ナショナリズムの敗北
喜ぶべき潮流
今年の株式市場は、前半に軒並み上昇した後(図表1)、最近は慎重なムードが感じられます。日本では経済政策への幻想がほぼ消滅し、行き詰まり感が漂っています。しかし、それほど悲観視する必要はないでしょう。むしろ最近の世界では、金融市場がもっと喜んでよい潮流が鮮明になっているからです。
すなわち、先進各国におけるナショナリズム(国粋主義)の後退です。ナショナリズムは通常、反グローバリズムとセットになります。経済成長という視点に立つ限り、良いことはほとんどありません。
過大評価だった「極右の脅威」
ナショナリズムと反グローバリズムは、今年春頃まで、世界経済を襲う大きな津波になりかねないと思われました。「米国第一」を叫ぶトランプ政権が誕生し、欧州でも極右勢力が台頭していたからです。
しかしそういったリスクは、やや過大評価されていたようです。
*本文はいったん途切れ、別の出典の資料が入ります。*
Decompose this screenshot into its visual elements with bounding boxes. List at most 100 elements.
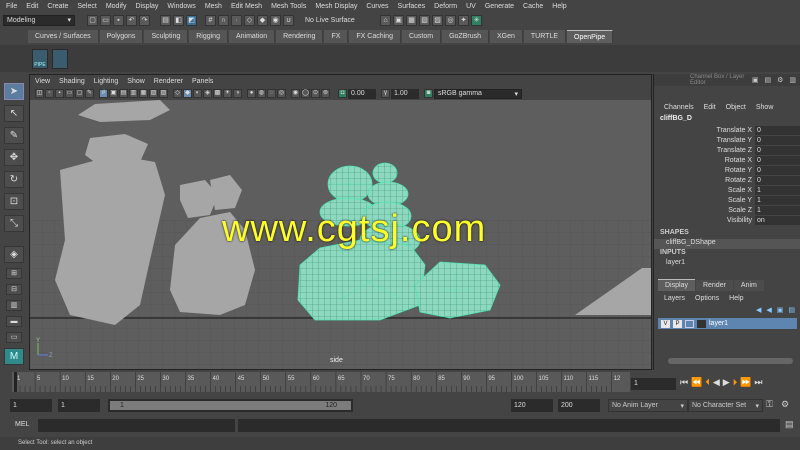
channel-row[interactable]: Scale X1 bbox=[654, 185, 800, 195]
openpipe-tool-icon[interactable] bbox=[52, 48, 68, 69]
outliner-view-icon[interactable]: ▥ bbox=[6, 300, 22, 311]
menu-edit[interactable]: Edit bbox=[26, 3, 38, 10]
panel-menu-view[interactable]: View bbox=[35, 78, 50, 85]
channel-value[interactable]: 1 bbox=[755, 195, 800, 205]
single-view-icon[interactable]: ◈ bbox=[4, 246, 24, 263]
menu-edit-mesh[interactable]: Edit Mesh bbox=[231, 3, 262, 10]
camera-icon[interactable]: ◫ bbox=[35, 89, 44, 98]
open-scene-icon[interactable]: ▭ bbox=[100, 14, 111, 26]
grease-pencil-icon[interactable]: ✎ bbox=[85, 89, 94, 98]
menu-windows[interactable]: Windows bbox=[167, 3, 195, 10]
layer-visibility-toggle[interactable]: V bbox=[661, 319, 670, 328]
play-forward-icon[interactable]: ▶ bbox=[723, 377, 730, 388]
channel-value[interactable]: on bbox=[755, 215, 800, 225]
channel-value[interactable]: 0 bbox=[755, 125, 800, 135]
layer-tab-render[interactable]: Render bbox=[695, 279, 733, 291]
wireframe-on-shaded-icon[interactable]: ◈ bbox=[203, 89, 212, 98]
paint-select-icon[interactable]: ✎ bbox=[4, 127, 24, 144]
shelf-tab-fx-caching[interactable]: FX Caching bbox=[349, 30, 401, 43]
layer-menu-help[interactable]: Help bbox=[729, 295, 743, 302]
shelf-tab-turtle[interactable]: TURTLE bbox=[523, 30, 567, 43]
shadows-icon[interactable]: ◑ bbox=[233, 89, 242, 98]
image-plane-icon[interactable]: ▭ bbox=[65, 89, 74, 98]
depth-of-field-icon[interactable]: ◎ bbox=[277, 89, 286, 98]
snap-plane-icon[interactable]: ◇ bbox=[244, 14, 255, 26]
anti-aliasing-icon[interactable]: ◌ bbox=[267, 89, 276, 98]
last-tool-icon[interactable]: ⤡ bbox=[4, 215, 24, 232]
menu-cache[interactable]: Cache bbox=[523, 3, 543, 10]
mode-dropdown[interactable]: Modeling ▾ bbox=[3, 14, 75, 26]
menu-display[interactable]: Display bbox=[135, 3, 158, 10]
channel-menu-edit[interactable]: Edit bbox=[704, 104, 716, 111]
channel-row[interactable]: Visibility on bbox=[654, 215, 800, 225]
script-editor-icon[interactable]: ▤ bbox=[785, 419, 794, 430]
shelf-tab-rigging[interactable]: Rigging bbox=[189, 30, 228, 43]
lasso-tool-icon[interactable]: ↖ bbox=[4, 105, 24, 122]
channel-row[interactable]: Rotate X0 bbox=[654, 155, 800, 165]
camera-attr-icon[interactable]: ▫ bbox=[45, 89, 54, 98]
new-scene-icon[interactable]: ▢ bbox=[87, 14, 98, 26]
ipr-render-icon[interactable]: ▧ bbox=[419, 14, 430, 26]
screen-space-ao-icon[interactable]: ● bbox=[247, 89, 256, 98]
layer-menu-layers[interactable]: Layers bbox=[664, 295, 685, 302]
exposure-icon[interactable]: ◘ bbox=[338, 89, 347, 98]
attribute-editor-icon[interactable]: ▤ bbox=[764, 76, 771, 84]
move-layer-down-icon[interactable]: ◀ bbox=[766, 306, 771, 314]
step-back-key-icon[interactable]: ⏪ bbox=[691, 377, 702, 388]
isolate-select-icon[interactable]: ◉ bbox=[291, 89, 300, 98]
wireframe-icon[interactable]: ◇ bbox=[173, 89, 182, 98]
save-scene-icon[interactable]: ▪ bbox=[113, 14, 124, 26]
playback-start-field[interactable]: 1 bbox=[58, 399, 100, 412]
channel-row[interactable]: Scale Z1 bbox=[654, 205, 800, 215]
menu-file[interactable]: File bbox=[6, 3, 17, 10]
lights-icon[interactable]: ☀ bbox=[223, 89, 232, 98]
persp-graph-icon[interactable]: ▬ bbox=[6, 316, 22, 327]
motion-blur-icon[interactable]: ◍ bbox=[257, 89, 266, 98]
menu-uv[interactable]: UV bbox=[466, 3, 476, 10]
shelf-tab-polygons[interactable]: Polygons bbox=[99, 30, 144, 43]
move-layer-up-icon[interactable]: ◀ bbox=[756, 306, 761, 314]
channel-value[interactable]: 0 bbox=[755, 175, 800, 185]
menu-modify[interactable]: Modify bbox=[106, 3, 127, 10]
go-to-end-icon[interactable]: ⏭ bbox=[754, 377, 762, 388]
xray-icon[interactable]: ◯ bbox=[301, 89, 310, 98]
channel-box-icon[interactable]: ▥ bbox=[789, 76, 796, 84]
gate-mask-icon[interactable]: ▥ bbox=[129, 89, 138, 98]
play-backward-icon[interactable]: ◀ bbox=[713, 377, 720, 388]
layer-playback-toggle[interactable]: P bbox=[673, 319, 682, 328]
shelf-tab-openpipe[interactable]: OpenPipe bbox=[567, 30, 614, 43]
exposure-field[interactable]: 0.00 bbox=[348, 88, 376, 99]
menu-help[interactable]: Help bbox=[552, 3, 566, 10]
2d-pan-icon[interactable]: ▢ bbox=[75, 89, 84, 98]
script-language-label[interactable]: MEL bbox=[15, 421, 29, 428]
channel-menu-show[interactable]: Show bbox=[756, 104, 774, 111]
go-to-start-icon[interactable]: ⏮ bbox=[680, 377, 688, 388]
gamma-field[interactable]: 1.00 bbox=[391, 88, 419, 99]
new-layer-icon[interactable]: ▣ bbox=[777, 306, 784, 314]
object-name[interactable]: cliffBG_D bbox=[654, 113, 800, 125]
tool-settings-icon[interactable]: ⚙ bbox=[777, 76, 783, 84]
two-view-icon[interactable]: ⊟ bbox=[6, 284, 22, 295]
field-chart-icon[interactable]: ▦ bbox=[139, 89, 148, 98]
layer-scrollbar[interactable] bbox=[668, 358, 793, 364]
panel-menu-shading[interactable]: Shading bbox=[59, 78, 85, 85]
shelf-tab-xgen[interactable]: XGen bbox=[490, 30, 523, 43]
film-gate-icon[interactable]: ▣ bbox=[109, 89, 118, 98]
scale-tool-icon[interactable]: ⊡ bbox=[4, 193, 24, 210]
current-frame-field[interactable]: 1 bbox=[631, 378, 676, 390]
step-back-frame-icon[interactable]: ⏴ bbox=[705, 377, 710, 388]
range-slider[interactable]: 1 120 bbox=[108, 399, 353, 412]
redo-icon[interactable]: ↷ bbox=[139, 14, 150, 26]
channel-value[interactable]: 0 bbox=[755, 135, 800, 145]
channel-value[interactable]: 0 bbox=[755, 155, 800, 165]
channel-menu-channels[interactable]: Channels bbox=[664, 104, 694, 111]
layer-color-swatch[interactable] bbox=[697, 319, 706, 328]
menu-surfaces[interactable]: Surfaces bbox=[398, 3, 426, 10]
shelf-tab-curves-surfaces[interactable]: Curves / Surfaces bbox=[28, 30, 99, 43]
panel-menu-renderer[interactable]: Renderer bbox=[154, 78, 183, 85]
step-forward-key-icon[interactable]: ⏩ bbox=[740, 377, 751, 388]
history-icon[interactable]: ⌂ bbox=[380, 14, 391, 26]
channel-row[interactable]: Translate X0 bbox=[654, 125, 800, 135]
render-settings-icon[interactable]: ▨ bbox=[432, 14, 443, 26]
hypershade-icon[interactable]: ◎ bbox=[445, 14, 456, 26]
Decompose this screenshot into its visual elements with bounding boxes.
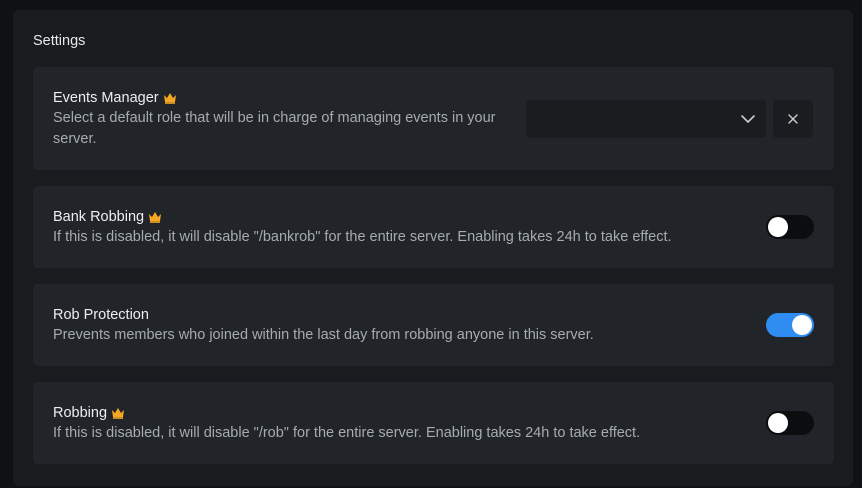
toggle-knob bbox=[768, 413, 788, 433]
setting-card-rob-protection: Rob Protection Prevents members who join… bbox=[33, 284, 834, 366]
chevron-down-icon bbox=[741, 115, 755, 123]
crown-icon bbox=[163, 93, 176, 104]
toggle-knob bbox=[768, 217, 788, 237]
rob-protection-toggle[interactable] bbox=[766, 313, 814, 337]
setting-description-rob-protection: Prevents members who joined within the l… bbox=[53, 327, 594, 343]
bank-robbing-toggle[interactable] bbox=[766, 215, 814, 239]
setting-card-robbing: Robbing If this is disabled, it will dis… bbox=[33, 382, 834, 464]
close-icon bbox=[788, 114, 798, 124]
setting-title-bank-robbing: Bank Robbing bbox=[53, 208, 162, 226]
setting-card-events-manager: Events Manager Select a default role tha… bbox=[33, 67, 834, 170]
role-select[interactable] bbox=[526, 100, 766, 138]
toggle-knob bbox=[792, 315, 812, 335]
robbing-toggle[interactable] bbox=[766, 411, 814, 435]
panel-title: Settings bbox=[33, 33, 86, 49]
setting-description-events-manager: Select a default role that will be in ch… bbox=[53, 110, 496, 147]
setting-title-rob-protection: Rob Protection bbox=[53, 306, 149, 324]
crown-icon bbox=[149, 212, 162, 223]
setting-description-bank-robbing: If this is disabled, it will disable "/b… bbox=[53, 229, 672, 245]
settings-panel: Settings Events Manager Select a default… bbox=[13, 10, 853, 486]
crown-icon bbox=[112, 408, 125, 419]
setting-title-label: Bank Robbing bbox=[53, 209, 145, 225]
setting-card-bank-robbing: Bank Robbing If this is disabled, it wil… bbox=[33, 186, 834, 268]
setting-title-label: Robbing bbox=[53, 405, 108, 421]
setting-title-events-manager: Events Manager bbox=[53, 89, 177, 107]
setting-title-label: Rob Protection bbox=[53, 307, 149, 323]
clear-role-button[interactable] bbox=[773, 100, 813, 138]
setting-description-robbing: If this is disabled, it will disable "/r… bbox=[53, 425, 641, 441]
setting-title-label: Events Manager bbox=[53, 90, 159, 106]
setting-title-robbing: Robbing bbox=[53, 404, 125, 422]
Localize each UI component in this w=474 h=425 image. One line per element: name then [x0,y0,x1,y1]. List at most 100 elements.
3月のオランダ総選挙では、極右「自由党」の議席が予想を下回りました。5月のフランス大統領選では、極右のルペン氏が中道系のマクロン氏に大敗しました。日本でも、自国を礼賛し他国を中傷する言説は、さすがに飽きられてきました。
米国ナショナリズムも敗北
ナショナリズムの世界的流行は後退しました。これを明確に示すのが、トランプ政権の混乱です。
先週末、「影の大統領」とも言われた首席戦略官、スティーブ・バノン氏がついに失脚しました。バノン氏は、まさにナショナリズムと反グローバリズムを象徴する、思想的支柱でした。この人物が政権内で孤立し、退任を余儀なくされたのです。結果、トランプ政権も少しは正常化へ向かうかもしれません。
ナショナリズムを使って国をまとめようという企ては、結局失敗する定めなのでしょう。特に米国は、極右による最近の騒乱が表すとおり、排外主義を厳しく拒絶します(図表2)。また、グローバル化のもとで自国と他国を公平に観察できる現代人に「自民族の優位性」を訴えても、説得力を持ち得ません。
バノン氏を全否定すべきか?
バノン氏は、政敵を「グローバリスト」と呼んで軽蔑します。しかし、反グローバリズムや孤立主義が成功する見込みは、最初からほとんどありませんでした。他国との物的・人的交流は、利益への欲求だけでなく、冒険心や探究心に根差しています。そうした本能を、権力で抑え込むことはできません。
ただ、反グローバリズムや反エスタブリッシュメントといったバノン氏の立場は、約9年前の金融危機時に感じた憤りが原点となっています(本人の話が嘘でなければ)。そのとき多数の米国民(同氏の父親も含め)が損失を被った一方、大企業は救済され、政治家は責任を取らなかった、という憤りです。
米国の正常化とは
こうした認識に立つバノン氏のポピュリズム(大衆迎合主義あるいは人民主義)は、完全に否定すべきものではありません。しかしバノン氏の失脚などによりトランプ政権が正常化へ向かうとすれば、同氏が捉えた問題の本質から目を背け、共和党の伝統的な政策へ回帰するということを意味します。同党が得意とする企業や富裕層への減税策も、現実味を帯びるでしょう。むろん、金融市場の好材料です。
ナショナリズムの敗北は、間違いなく良いことです。ただし、バノン、トランプという「劇薬」でも、米国のエスタブリッシュメントは全く動じませんでした。それをどう評価するかは、別の問題です。